BassBlaster

Science Follow-up: Florida Genes Down South

Justin Hamner of Birmingham, Ala., with a couple Mobile-Tensaw river delta bass.

Last week we talked about why Florida strain and F1 hybrid largemouth don’t do well in the northern states. As a follow-up this week, I read a news piece from Auburn University (‘Delta Bass Resistant to Florida Genes’) that was interesting. Turns out that there are some places in the south where they don’t do well, also. One such location is the Mobile-Tensaw Delta in Alabama. Some snippets from the research.

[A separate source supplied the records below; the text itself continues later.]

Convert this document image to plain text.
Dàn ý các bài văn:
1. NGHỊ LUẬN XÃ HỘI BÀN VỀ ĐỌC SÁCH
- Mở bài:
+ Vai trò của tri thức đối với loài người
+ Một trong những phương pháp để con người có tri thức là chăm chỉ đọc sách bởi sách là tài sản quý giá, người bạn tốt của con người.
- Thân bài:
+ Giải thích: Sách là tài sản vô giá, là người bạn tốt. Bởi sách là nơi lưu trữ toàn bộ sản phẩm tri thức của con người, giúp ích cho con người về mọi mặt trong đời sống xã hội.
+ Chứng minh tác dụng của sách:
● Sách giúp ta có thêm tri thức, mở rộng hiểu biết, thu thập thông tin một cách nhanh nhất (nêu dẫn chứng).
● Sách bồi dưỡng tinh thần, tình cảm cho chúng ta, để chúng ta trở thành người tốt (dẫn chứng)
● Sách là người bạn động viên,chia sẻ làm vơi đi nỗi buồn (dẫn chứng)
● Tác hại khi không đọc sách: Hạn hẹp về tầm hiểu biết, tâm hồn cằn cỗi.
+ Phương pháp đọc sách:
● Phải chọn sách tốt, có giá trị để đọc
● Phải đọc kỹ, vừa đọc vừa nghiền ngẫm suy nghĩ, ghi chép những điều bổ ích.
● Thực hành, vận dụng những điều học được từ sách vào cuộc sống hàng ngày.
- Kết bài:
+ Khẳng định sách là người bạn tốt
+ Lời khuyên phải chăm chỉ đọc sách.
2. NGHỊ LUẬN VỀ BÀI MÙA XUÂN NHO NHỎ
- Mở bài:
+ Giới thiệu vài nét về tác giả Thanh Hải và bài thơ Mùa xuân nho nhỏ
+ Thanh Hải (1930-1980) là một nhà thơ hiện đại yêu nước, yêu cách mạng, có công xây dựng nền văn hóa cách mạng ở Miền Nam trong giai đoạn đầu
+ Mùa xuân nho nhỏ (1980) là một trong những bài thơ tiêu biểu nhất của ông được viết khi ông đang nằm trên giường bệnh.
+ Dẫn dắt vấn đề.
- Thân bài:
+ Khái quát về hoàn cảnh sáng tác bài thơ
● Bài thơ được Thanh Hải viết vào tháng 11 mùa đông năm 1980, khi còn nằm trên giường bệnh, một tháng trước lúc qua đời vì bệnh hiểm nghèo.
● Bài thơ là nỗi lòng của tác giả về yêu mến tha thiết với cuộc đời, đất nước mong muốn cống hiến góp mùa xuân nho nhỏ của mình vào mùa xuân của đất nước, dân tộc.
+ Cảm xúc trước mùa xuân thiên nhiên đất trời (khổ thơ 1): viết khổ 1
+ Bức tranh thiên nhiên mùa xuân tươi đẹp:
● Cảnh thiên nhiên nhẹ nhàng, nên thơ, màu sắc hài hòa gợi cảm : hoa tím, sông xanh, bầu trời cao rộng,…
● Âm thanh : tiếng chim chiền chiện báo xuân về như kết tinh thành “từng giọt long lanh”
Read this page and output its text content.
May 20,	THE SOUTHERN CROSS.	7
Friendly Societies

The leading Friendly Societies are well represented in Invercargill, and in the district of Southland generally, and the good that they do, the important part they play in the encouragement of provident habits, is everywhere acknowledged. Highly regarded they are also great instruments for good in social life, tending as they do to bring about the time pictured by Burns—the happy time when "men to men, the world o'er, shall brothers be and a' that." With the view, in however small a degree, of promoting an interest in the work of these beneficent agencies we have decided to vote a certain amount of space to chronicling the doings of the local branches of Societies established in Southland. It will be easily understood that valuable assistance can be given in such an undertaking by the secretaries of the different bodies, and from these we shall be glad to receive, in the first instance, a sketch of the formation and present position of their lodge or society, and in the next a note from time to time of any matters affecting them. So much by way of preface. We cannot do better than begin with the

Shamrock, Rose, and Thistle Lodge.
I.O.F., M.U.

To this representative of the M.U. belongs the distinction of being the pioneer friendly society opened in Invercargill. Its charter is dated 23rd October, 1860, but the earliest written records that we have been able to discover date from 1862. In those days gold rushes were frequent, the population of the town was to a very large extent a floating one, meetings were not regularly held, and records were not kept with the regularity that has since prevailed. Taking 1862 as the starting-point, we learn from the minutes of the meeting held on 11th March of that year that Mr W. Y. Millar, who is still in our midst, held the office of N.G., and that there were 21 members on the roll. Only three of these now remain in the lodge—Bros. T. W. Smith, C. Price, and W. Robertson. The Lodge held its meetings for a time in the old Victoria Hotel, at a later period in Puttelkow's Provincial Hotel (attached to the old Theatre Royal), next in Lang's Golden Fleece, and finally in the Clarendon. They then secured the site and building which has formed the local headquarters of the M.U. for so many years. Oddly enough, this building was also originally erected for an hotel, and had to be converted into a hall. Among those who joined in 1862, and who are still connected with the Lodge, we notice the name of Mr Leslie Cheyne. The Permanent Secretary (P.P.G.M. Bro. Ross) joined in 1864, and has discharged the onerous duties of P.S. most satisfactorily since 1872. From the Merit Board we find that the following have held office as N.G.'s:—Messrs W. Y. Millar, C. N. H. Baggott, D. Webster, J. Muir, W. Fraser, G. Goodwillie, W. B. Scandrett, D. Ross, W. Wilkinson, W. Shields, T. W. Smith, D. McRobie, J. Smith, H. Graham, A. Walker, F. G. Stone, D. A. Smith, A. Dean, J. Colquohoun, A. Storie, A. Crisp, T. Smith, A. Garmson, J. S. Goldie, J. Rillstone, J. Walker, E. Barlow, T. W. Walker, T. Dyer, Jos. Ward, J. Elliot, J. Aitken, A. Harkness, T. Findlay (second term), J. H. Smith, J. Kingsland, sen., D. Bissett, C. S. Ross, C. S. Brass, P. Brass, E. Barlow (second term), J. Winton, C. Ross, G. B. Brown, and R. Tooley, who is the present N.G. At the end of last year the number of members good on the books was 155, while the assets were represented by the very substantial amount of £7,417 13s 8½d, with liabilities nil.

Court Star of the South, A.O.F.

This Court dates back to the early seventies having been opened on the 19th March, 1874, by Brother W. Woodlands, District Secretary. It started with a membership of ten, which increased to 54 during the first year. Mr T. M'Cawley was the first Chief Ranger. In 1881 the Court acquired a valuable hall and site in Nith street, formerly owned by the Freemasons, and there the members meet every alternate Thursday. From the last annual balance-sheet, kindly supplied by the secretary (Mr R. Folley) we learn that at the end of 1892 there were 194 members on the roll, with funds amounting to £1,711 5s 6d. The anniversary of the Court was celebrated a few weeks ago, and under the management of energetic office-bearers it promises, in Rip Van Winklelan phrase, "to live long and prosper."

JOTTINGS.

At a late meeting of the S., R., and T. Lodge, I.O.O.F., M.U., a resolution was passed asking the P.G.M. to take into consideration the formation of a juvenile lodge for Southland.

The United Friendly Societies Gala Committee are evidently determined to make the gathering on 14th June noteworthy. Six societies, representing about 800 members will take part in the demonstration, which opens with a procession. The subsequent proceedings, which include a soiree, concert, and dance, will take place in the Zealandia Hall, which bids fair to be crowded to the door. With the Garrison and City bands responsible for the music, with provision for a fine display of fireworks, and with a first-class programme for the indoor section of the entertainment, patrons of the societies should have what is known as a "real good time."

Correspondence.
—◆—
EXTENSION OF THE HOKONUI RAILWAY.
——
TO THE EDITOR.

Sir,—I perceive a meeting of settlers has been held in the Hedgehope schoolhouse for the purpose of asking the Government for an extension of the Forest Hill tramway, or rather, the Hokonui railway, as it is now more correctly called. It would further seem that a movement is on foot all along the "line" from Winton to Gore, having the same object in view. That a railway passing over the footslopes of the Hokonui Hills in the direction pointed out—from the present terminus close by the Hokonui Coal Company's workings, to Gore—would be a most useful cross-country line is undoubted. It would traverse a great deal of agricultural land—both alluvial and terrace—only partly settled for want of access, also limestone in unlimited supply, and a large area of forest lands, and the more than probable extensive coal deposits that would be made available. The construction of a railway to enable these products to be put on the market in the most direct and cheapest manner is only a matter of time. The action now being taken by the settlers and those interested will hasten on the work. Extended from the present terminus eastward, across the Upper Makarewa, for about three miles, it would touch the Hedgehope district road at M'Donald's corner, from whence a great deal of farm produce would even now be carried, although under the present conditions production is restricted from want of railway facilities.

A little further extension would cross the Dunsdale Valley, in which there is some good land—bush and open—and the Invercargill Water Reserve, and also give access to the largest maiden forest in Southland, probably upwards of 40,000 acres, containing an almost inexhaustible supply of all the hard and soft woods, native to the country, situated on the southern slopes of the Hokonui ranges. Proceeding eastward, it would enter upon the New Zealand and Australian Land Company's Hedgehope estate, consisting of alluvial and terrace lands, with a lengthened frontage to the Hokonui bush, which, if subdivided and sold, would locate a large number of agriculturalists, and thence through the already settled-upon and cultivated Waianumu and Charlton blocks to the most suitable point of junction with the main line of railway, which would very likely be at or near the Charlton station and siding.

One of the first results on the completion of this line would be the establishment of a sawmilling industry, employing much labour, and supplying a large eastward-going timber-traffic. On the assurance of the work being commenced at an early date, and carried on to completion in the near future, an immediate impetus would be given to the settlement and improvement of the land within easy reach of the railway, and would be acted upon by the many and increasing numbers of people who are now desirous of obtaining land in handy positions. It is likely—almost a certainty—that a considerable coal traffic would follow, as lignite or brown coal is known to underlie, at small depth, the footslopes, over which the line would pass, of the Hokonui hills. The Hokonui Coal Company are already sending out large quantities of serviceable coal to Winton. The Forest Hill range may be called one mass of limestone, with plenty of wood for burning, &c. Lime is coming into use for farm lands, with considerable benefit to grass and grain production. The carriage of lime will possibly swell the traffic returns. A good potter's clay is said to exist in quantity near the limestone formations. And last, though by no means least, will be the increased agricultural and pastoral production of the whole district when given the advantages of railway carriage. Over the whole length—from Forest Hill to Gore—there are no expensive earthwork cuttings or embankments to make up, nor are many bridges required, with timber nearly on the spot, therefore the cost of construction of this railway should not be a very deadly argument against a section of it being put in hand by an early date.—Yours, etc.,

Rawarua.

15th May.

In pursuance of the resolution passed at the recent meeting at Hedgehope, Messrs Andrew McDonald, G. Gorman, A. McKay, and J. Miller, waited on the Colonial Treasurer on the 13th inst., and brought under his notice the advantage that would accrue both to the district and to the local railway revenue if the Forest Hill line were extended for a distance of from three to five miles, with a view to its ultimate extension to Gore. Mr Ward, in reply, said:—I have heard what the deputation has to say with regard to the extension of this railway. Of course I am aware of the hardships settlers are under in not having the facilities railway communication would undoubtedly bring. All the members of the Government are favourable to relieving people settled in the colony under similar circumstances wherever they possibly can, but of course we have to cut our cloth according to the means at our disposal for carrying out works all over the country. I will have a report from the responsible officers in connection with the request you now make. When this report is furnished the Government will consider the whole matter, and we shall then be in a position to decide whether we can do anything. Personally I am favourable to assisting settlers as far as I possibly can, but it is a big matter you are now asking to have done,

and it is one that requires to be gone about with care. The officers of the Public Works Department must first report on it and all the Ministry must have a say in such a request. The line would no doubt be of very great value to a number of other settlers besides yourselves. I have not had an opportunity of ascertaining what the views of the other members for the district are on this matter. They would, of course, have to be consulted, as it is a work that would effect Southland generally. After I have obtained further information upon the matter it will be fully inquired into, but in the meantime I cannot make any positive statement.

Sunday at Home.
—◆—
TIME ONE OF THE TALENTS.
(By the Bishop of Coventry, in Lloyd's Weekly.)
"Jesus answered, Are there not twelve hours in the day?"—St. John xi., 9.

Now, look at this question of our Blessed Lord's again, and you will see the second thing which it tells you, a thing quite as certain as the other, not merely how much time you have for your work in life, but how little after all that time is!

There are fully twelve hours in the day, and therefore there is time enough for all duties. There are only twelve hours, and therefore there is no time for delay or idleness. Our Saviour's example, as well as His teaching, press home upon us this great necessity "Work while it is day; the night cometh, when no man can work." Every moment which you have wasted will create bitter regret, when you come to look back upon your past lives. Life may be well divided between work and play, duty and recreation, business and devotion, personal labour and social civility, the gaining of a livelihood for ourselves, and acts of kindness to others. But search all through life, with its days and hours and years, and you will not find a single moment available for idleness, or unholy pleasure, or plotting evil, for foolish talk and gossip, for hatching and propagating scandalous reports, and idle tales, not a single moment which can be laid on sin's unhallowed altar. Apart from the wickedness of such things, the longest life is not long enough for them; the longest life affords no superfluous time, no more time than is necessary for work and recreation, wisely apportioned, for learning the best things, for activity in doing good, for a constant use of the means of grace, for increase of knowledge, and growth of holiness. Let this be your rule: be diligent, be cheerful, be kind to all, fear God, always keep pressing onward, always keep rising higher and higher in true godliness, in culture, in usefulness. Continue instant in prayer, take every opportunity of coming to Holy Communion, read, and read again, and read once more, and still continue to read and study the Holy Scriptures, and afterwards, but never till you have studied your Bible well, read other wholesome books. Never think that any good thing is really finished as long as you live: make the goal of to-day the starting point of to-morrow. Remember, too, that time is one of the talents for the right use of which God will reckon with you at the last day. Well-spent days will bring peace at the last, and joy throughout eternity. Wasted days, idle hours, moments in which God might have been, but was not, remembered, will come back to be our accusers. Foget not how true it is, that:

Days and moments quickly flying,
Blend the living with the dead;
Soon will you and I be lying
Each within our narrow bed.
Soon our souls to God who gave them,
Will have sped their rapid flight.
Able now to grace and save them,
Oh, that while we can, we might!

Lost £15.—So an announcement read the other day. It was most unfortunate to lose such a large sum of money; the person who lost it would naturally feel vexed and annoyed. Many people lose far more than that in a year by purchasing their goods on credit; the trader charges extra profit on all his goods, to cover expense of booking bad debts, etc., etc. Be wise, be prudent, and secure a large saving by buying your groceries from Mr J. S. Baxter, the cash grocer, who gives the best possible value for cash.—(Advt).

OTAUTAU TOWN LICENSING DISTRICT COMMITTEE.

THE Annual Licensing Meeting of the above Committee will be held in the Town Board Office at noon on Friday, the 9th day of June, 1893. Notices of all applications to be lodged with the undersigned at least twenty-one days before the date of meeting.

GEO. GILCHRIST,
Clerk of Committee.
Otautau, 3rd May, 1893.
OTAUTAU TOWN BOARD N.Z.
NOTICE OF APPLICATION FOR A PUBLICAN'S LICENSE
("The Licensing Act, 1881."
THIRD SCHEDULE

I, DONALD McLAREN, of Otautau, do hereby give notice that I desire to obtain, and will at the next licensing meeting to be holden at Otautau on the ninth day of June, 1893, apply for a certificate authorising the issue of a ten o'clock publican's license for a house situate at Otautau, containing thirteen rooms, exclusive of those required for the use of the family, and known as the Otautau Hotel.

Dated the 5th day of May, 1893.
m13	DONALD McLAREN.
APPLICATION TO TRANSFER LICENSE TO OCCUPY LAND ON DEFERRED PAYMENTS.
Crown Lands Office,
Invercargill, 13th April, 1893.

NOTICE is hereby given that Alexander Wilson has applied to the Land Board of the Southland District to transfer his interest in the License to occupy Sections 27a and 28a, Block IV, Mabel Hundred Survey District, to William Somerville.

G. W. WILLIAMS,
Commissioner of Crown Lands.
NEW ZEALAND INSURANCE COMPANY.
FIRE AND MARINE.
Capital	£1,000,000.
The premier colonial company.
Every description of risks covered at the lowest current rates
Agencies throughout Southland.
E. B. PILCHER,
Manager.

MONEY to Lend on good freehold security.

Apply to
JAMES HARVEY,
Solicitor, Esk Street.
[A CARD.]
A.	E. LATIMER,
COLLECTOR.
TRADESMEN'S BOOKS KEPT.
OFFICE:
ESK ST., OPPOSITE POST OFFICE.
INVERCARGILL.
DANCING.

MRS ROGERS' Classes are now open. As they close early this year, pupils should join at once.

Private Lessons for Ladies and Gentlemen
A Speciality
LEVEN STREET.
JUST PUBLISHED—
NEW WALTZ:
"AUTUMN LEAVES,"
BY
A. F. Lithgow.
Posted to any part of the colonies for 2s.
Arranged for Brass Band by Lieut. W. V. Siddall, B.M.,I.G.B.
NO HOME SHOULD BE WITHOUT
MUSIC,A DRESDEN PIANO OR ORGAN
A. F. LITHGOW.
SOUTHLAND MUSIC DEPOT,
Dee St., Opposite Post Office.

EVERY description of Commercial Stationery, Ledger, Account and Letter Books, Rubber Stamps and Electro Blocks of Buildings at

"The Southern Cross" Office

  • WFFD stocked Florida-strain bass from 1988 to 2000 with more than 236,000 fingerlings released into the Delta, but the brackish water proved to be a hostile environment for the Florida bass.
  • Despite this extensive stocking effort of Florida strain bass into a dominantly northern strain water, no genetic trace of the Florida strain bass has ever been found.
  • Mobile-Tensaw Delta (AL) fish in the study “live fast, die young” with only 7 bass out of 2,000 studied ever exceeding 5 pounds.
  • State research has determined that natural mortality on the Delta is between 30 and 31 percent annually and fishing mortality is 7 to 14 percent.
  • Minimum and slot size limits are no magic cure all for a fishery. Each is a “tool” that works best when applied specifically to a body of water with known reproductive, growth and harvest rates.
  • In 2008, a total of 249 anglers caught 541 bass that averaged 1.28 pounds each. More than 87 percent of Delta bass anglers weighed in at least one fish during 2008. For bass fishermen, size does matter, and not one bass that weighed more than 5 pounds was landed during any of the tournaments that turned in reports.
  • The WFFD-funded studies done by Auburn University indicate Delta bass are negatively affected by salinity and high amounts of nutritionally inferior blue crabs in their diet.

Now, about those “nutritionally inferior” blue crabs…Does that mean I can eat all I want and not gain any weight? Pass the crab sauce, please!